On the same day in June that oil reached a new high of $139 a barrel, I had a conversation with Ben Warwick, CIO of Denver-based Quantitative Equity Strategies and author of IA’s monthly Searching for Alpha electronic newsletter, in which he calmly predicted the return of oil prices to around $20 a barrel.
Warwick points out that we’ve had at least one energy crisis in every decade since the 1970s, and they’ve all started with a disruption in supply relative to demand, which causes prices to spike. Then consumption patterns change, production increases, technology offers solutions, or a combination of the above leads to a new stabilization.
While acknowledging that prices are higher than ever, Warwick doesn’t think the current prices are sustainable, never mind the predictions of $200 and $300 a barrel.

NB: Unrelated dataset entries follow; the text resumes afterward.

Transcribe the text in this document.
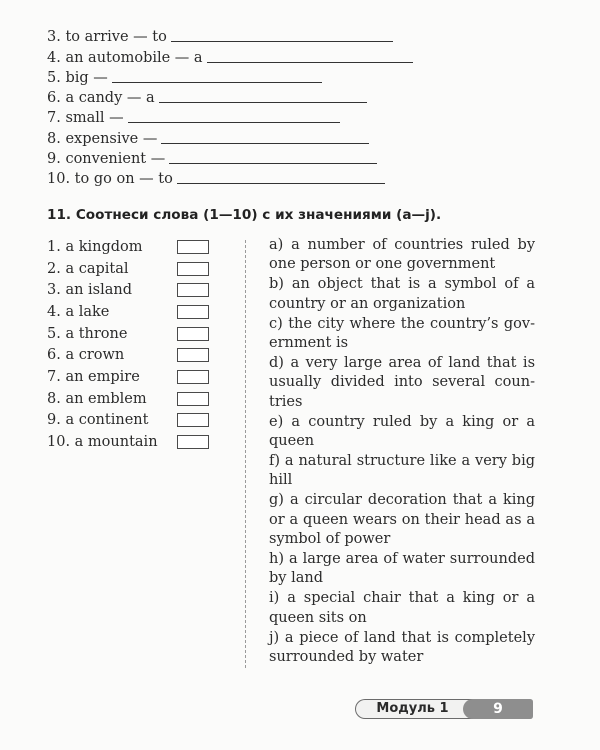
3. to arrive — to
4. an automobile — a
5. big —
6. a candy — a
7. small —
8. expensive —
9. convenient —
10. to go on — to
11. Соотнеси слова (1—10) с их значениями (a—j).
1. a kingdom
2. a capital
3. an island
4. a lake
5. a throne
6. a crown
7. an empire
8. an emblem
9. a continent
10. a mountain
a) a number of countries ruled by one person or one government
b) an object that is a symbol of a country or an organization
c) the city where the country’s government is
d) a very large area of land that is usually divided into several countries
e) a country ruled by a king or a queen
f) a natural structure like a very big hill
g) a circular decoration that a king or a queen wears on their head as a symbol of power
h) a large area of water surrounded by land
i) a special chair that a king or a queen sits on
j) a piece of land that is completely surrounded by water
Модуль 1	9
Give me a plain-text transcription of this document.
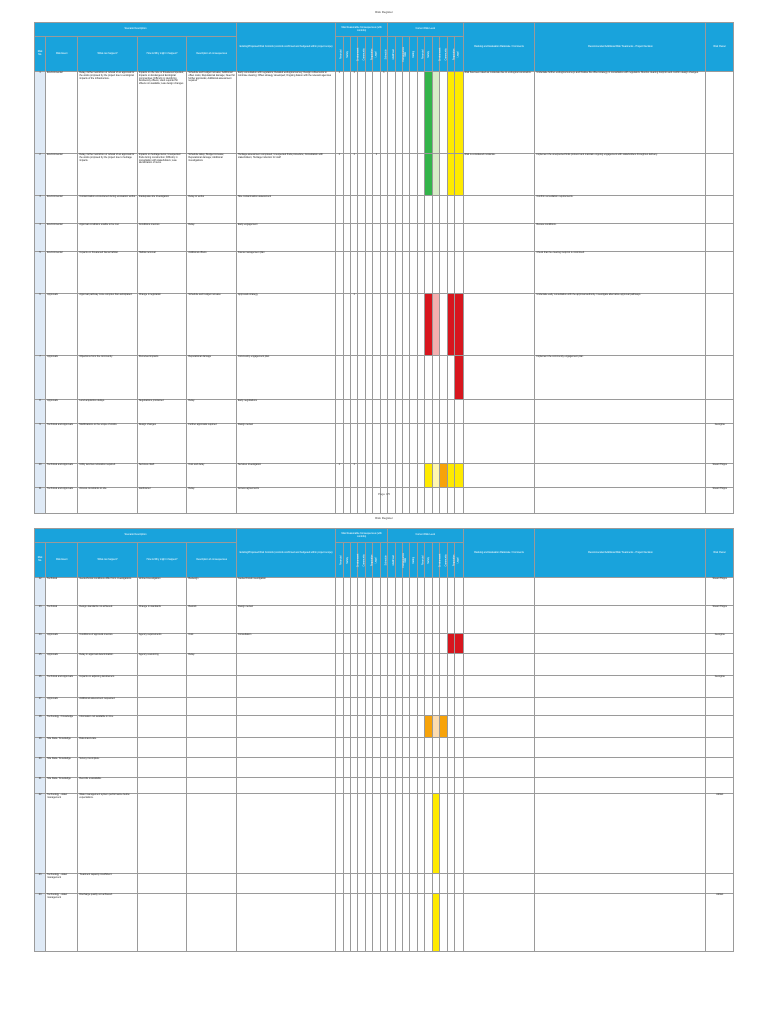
Risk Register
Scenario Description					Existing/Proposed Risk Controls (controls confirmed and budgeted within project scope)	Max Reasonable Consequences (with controls)							Current Risk Level										Ranking and Evaluation Rationale / Comments	Recommended Additional Risk Treatments - Project Decision	Risk Owner
Risk No.	Risk Event	What can happen?	How & Why might it happen?	Description of consequences		Financial	Safety	Environment	Community	Reputation	Legal	Schedule	Likelihood	Consequence	Risk	Rating	Financial	Safety	Environment	Community	Reputation	Legal			
1	Environmental	Delay, further restriction or refusal of an approval for the works proposed by the project due to ecological impacts of the infrastructure.	Impacts on the rare or threatened species; Impacts on Endangered Ecological communities; Difficulty in identifying biodiversity offsets; Land required for offsets not available; Late design changes	Schedule and budget increase; Additional offset costs; Reputational damage; Need for further approvals; Additional assessment required	Early consultation with regulators; Detailed ecological survey; Design refinements to minimise clearing; Offset strategy developed; Ongoing liaison with the relevant agencies	1		1				1											Risk has been rated as moderate due to ecological constraints.	Undertake further ecological surveys and finalise the offset strategy in consultation with regulators. Monitor clearing footprint and confirm design changes.	
2	Environmental	Delay, further restriction or refusal of an approval for the works proposed by the project due to heritage impacts.	Impacts on heritage items; Unexpected finds during construction; Difficulty in consultation with stakeholders; Late identification of items	Schedule delay; Budget increase; Reputational damage; Additional investigations	Heritage assessment completed; Unexpected finds procedure; Consultation with stakeholders; Heritage induction for staff	1		1			1												Risk is considered moderate.	Implement the unexpected finds protocol and maintain ongoing engagement with stakeholders throughout delivery.	
3	Environmental	Contamination encountered during excavation works.	Inadequate site investigation	Delay to works	Site contamination assessment																			Confirm remediation requirements.	
4	Environmental	Approval conditions unable to be met.	Conditions onerous	Delay	Early engagement																			Review conditions.	
5	Environmental	Impacts on threatened fauna habitat.	Habitat removal	Additional offsets	Fauna management plan																			Check that the clearing footprint is minimised.	
6	Approvals	Approval pathway more complex than anticipated.	Change in legislation	Schedule and budget increase	Approvals strategy			1																Undertake early consultation with the approval authority. Investigate alternative approval pathways.	
7	Approvals	Objections from the community.	Perceived impacts	Reputational damage	Community engagement plan																			Implement the community engagement plan.	
8	Approvals	Land acquisition delays.	Negotiations protracted	Delay	Early negotiations																				
9	Technical and Approvals	Modifications to the scope of works.	Design changes	Further approvals required	Design review																				Georgina
10	Technical and Approvals	Utility services relocation required.	Services clash	Cost and delay	Services investigation	1		1																	Stuart Phipps
11	Technical and Approvals	Access constraints to site.	Landowner	Delay	Access agreements																				Stuart Phipps
Page 4/5
Risk Register
Scenario Description					Existing/Proposed Risk Controls (controls confirmed and budgeted within project scope)	Max Reasonable Consequences (with controls)							Current Risk Level										Ranking and Evaluation Rationale / Comments	Recommended Additional Risk Treatments - Project Decision	Risk Owner
Risk No.	Risk Event	What can happen?	How & Why might it happen?	Description of consequences		Financial	Safety	Environment	Community	Reputation	Legal	Schedule	Likelihood	Consequence	Risk	Rating	Financial	Safety	Environment	Community	Reputation	Legal			
12	Technical	Geotechnical conditions differ from investigations.	Limited investigation	Redesign	Geotechnical investigation																				Stuart Phipps
13	Technical	Design standards not achieved.	Change in standards	Rework	Design review																				Stuart Phipps
14	Approvals	Conditions of approval onerous.	Agency requirements	Cost	Consultation																				Georgina
15	Approvals	Delay in approval determination.	Agency resourcing	Delay																					
16	Technical and Approvals	Impacts on adjoining landowners.																							Georgina
17	Approvals	Additional assessment requested.																							
18	Technology / Knowledge	Information not available in time.																							
19	Site Data / Knowledge	Data inaccurate.																							
20	Site Data / Knowledge	Survey incomplete.																							
21	Site Data / Knowledge	Records unavailable.																							
22	Technology - water management	Water management system performance below expectations.																							Adrian
23	Technology - water management	Treatment capacity insufficient.																							
24	Technology - water management	Discharge quality not achieved.																							Adrian
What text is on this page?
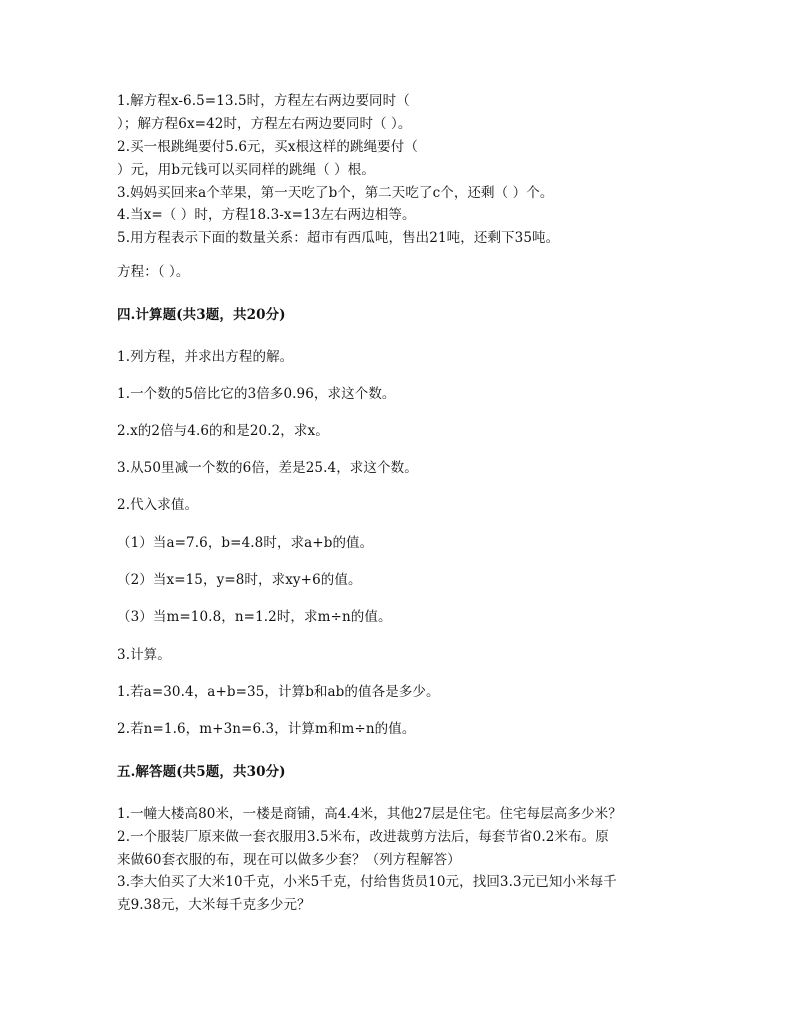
1.解方程x-6.5=13.5时，方程左右两边要同时（
）；解方程6x=42时，方程左右两边要同时（ ）。
2.买一根跳绳要付5.6元，买x根这样的跳绳要付（
）元，用b元钱可以买同样的跳绳（ ）根。
3.妈妈买回来a个苹果，第一天吃了b个，第二天吃了c个，还剩（ ）个。
4.当x=（ ）时，方程18.3-x=13左右两边相等。
5.用方程表示下面的数量关系：超市有西瓜吨，售出21吨，还剩下35吨。
方程：（ ）。
四.计算题(共3题，共20分)
1.列方程，并求出方程的解。
1.一个数的5倍比它的3倍多0.96，求这个数。
2.x的2倍与4.6的和是20.2，求x。
3.从50里减一个数的6倍，差是25.4，求这个数。
2.代入求值。
（1）当a=7.6，b=4.8时，求a+b的值。
（2）当x=15，y=8时，求xy+6的值。
（3）当m=10.8，n=1.2时，求m÷n的值。
3.计算。
1.若a=30.4，a+b=35，计算b和ab的值各是多少。
2.若n=1.6，m+3n=6.3，计算m和m÷n的值。
五.解答题(共5题，共30分)
1.一幢大楼高80米，一楼是商铺，高4.4米，其他27层是住宅。住宅每层高多少米？
2.一个服装厂原来做一套衣服用3.5米布，改进裁剪方法后，每套节省0.2米布。原
来做60套衣服的布，现在可以做多少套？（列方程解答）
3.李大伯买了大米10千克，小米5千克，付给售货员10元，找回3.3元已知小米每千
克9.38元，大米每千克多少元？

“I don’t think they’re sustainable for the same reason that they weren’t sustainable for the other crises that we’ve seen,” he observes. He predicts that further developments in solar and wind power, combined with cultural change–”the whole green movement and global warming”–will change consumption patterns and lessen demand.
“I think you’ll see the energy companies investing in infrastructure to reach that harder-to-get-to oil. We’ve already gotten the easy-to-get-to oil. In three to five years, once we get that done, there’s going to be oil everywhere and nobody’s going to be using it. That’s why I see oil going back dramatically lower, about $20 a barrel. You think that’s funny, but in January 1999, oil went to $8 a barrel. Can it go back to $20? Absolutely.”
He continues, “All I’m saying is that capitalism is a self-correcting sort of process. When the price of a good gets out of whack, then there are other economic forces that move in to correct it. I’m trying to insert a little pragmatism into this whole energy argument.”